萧百兴知道自己一番话,李爻听进去了,不禁感叹他年纪轻轻身居高位的气度——柔肠百转千回,终归是要被如磐石的坚韧压在外人难以窥见的地方。

李爻往中军帐去,向花信风道:“敌军两日内必大举来犯……”

他话没说完轻咳起来。

咳嗽声眨眼功夫被晨风吹去不知何处。

花信风关切道:“你怎么样,景平调出新药了吗?”

刚才李爻和萧百兴说话时,花信风没在,殊不知一个问题稳撞枪口。

李爻甩了花信风一眼。

这俩人十多年的交情,没大没小惯了,花信风少有地被李爻一眼看得心底发毛。

一缩脖子,起了满后背白毛汗。

“你们师徒二人可以啊,”李爻嗔笑,“合伙为了我好,瞒得我严丝合缝。”

花信风不傻,见师兄来,便知道他当初给景平指的“回师门求医”这条羊肠小路瞒不住了,索性腰杆一挺,理直气壮:“总好过让他胡查乱摸,摸到要掉脑袋的真相不自知。

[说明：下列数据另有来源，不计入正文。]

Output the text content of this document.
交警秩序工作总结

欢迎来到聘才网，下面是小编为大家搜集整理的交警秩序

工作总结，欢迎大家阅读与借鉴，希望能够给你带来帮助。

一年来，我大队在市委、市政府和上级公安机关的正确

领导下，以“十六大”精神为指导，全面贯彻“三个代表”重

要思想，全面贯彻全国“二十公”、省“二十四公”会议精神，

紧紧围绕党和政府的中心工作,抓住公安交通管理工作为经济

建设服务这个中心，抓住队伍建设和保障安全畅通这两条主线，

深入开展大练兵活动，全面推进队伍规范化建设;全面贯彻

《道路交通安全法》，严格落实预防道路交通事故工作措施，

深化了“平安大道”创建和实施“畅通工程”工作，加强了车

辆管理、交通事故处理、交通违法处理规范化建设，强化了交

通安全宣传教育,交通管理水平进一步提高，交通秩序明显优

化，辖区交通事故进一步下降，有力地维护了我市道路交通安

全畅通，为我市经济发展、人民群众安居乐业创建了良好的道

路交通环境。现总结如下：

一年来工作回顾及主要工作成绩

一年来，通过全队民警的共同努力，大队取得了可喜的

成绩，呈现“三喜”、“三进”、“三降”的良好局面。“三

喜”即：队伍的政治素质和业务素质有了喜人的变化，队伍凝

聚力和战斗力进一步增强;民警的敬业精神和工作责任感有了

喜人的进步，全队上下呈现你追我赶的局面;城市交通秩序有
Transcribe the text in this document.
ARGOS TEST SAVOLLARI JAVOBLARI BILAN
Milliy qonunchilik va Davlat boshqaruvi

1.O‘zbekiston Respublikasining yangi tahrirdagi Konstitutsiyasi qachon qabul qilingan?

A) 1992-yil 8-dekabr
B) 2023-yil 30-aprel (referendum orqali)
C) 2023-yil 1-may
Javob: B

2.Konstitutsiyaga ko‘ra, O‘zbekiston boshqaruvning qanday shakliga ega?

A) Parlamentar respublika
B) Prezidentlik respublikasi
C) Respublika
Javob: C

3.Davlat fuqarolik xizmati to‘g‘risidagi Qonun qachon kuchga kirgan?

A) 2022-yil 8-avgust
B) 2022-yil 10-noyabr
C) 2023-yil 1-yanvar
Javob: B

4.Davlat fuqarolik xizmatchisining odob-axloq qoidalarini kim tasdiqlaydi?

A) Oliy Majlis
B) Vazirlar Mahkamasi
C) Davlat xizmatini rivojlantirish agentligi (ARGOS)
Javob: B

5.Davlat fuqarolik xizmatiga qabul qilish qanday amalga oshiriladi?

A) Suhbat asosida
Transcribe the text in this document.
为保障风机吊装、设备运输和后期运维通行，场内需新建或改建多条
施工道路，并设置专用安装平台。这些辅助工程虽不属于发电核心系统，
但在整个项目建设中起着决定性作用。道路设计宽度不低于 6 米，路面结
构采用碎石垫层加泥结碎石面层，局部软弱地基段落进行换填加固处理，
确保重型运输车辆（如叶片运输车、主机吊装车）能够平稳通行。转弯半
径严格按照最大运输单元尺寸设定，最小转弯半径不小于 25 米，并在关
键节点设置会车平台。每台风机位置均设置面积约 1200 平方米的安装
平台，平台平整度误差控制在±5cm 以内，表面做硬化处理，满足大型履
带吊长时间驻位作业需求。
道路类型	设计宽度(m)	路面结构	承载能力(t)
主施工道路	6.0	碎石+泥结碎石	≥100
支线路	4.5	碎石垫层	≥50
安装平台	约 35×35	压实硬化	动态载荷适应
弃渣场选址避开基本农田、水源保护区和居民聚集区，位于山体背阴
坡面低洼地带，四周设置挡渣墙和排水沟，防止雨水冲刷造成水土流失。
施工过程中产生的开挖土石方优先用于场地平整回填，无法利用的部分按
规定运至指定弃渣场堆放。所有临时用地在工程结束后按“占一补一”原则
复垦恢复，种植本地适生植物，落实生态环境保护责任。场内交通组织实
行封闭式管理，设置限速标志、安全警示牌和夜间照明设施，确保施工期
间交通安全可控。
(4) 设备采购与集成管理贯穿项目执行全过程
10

”

李爻一噎,花信风的顾虑确实存在。

花信风少见他吃瘪,有心笑一个,转念又觉得小师叔也不容易,对景平的欺瞒用心良苦,这事左右都有理,反而变成无处说理。

终归只是叹了口气。

谁知,他一口气没叹出李爻的反应,倒把烽火台上的哨位叹醒了神。